There had been reports that some of Obama's advisors were pushing for him to issue a signing statement rejecting the Guantanamo-related provisions in the bill as intrusions on his constitutional authority. But the statement that Obama did issue amounted to little more than toothless rhetoric, criticizing the provisions and merely promising to "work with the Congress" to mitigate their effects.
And so, at this point, there is no foreseeable end to Gitmo's legacy of prisoner abuse and unfair military kangaroo court trials.
According to Human Rights Watch, this act of Congress will severely undermine U.S. efforts to fight terrorism. Tom Malinowski, the group's Washington director, explains: "The Senate vote banning the transfer of Guantanamo detainees is a reckless and irresponsible affront to the rule of law and efforts to protect the US from terrorism," said Malinowski. "By hindering the prosecution of Guantanamo detainees in federal court, Congress has denied the president the only legally sustainable and globally legitimate means to incarcerate terrorists."
From a practical perspective, Malinowski pointed out, "The congressional ban effectively prevents the president from bringing to trial those charged with the murder of thousands of Americans nearly 10 years ago... [D]etainees are now just going to sit in Guantanamo indefinitely, and as evidence grows stale, prosecution down the road is only going to become more difficult."
Obama's own Attorney General Eric Holder strongly opposed this Congressional measure. Josh Gerstein explains at Politico.com: "In a letter to the Senate leadership dated December 9, 2010, Attorney General Eric Holder warned that this provision would 'set a dangerous precedent with serious implications for the impartial administration of justice.' The Attorney General further stated that, by restricting the discretion of the executive branch to prosecute terrorists in Article III courts, Congress would 'tie the hands of the President and his national security advisers' and would be 'taking away one of our most potent weapons in the fight against terrorism.'"

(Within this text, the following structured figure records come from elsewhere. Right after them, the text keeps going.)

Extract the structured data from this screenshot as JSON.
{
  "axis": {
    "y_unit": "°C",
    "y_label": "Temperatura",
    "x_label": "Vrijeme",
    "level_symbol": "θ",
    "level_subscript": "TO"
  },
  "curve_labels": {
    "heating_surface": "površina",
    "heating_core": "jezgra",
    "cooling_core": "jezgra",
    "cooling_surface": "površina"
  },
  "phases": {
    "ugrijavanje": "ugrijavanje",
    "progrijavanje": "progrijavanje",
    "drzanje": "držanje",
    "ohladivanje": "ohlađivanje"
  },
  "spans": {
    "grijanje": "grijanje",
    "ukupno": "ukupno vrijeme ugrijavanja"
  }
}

Elisa Massimino, President and CEO of Human Rights First, pointed out that by keeping the detainees at Guantanamo and subjecting them to the questionable military commissions, the terrorists are winning, in a way: "The victims of 9/11 and the American public deserve to see justice done, and the best way to achieve that is by prosecuting these men in a credible criminal justice system where the focus will be on their culpability, not on the legitimacy or fairness of the proceedings. Moving these cases out of military commissions and into the federal courts [would be] smart counter-terrorism strategy. It treats the perpetrators as the criminals they are and deprives them of the warrior status they crave. This is an important distinction and [would] help thwart their ability to recruit others to their cause."
But it seems as though Congress doesn't care about practicalities in the "war on terror". They just seem to want to look tough, no matter what the cost.
And Obama just seems to want to make the other side happy, no matter what the cost.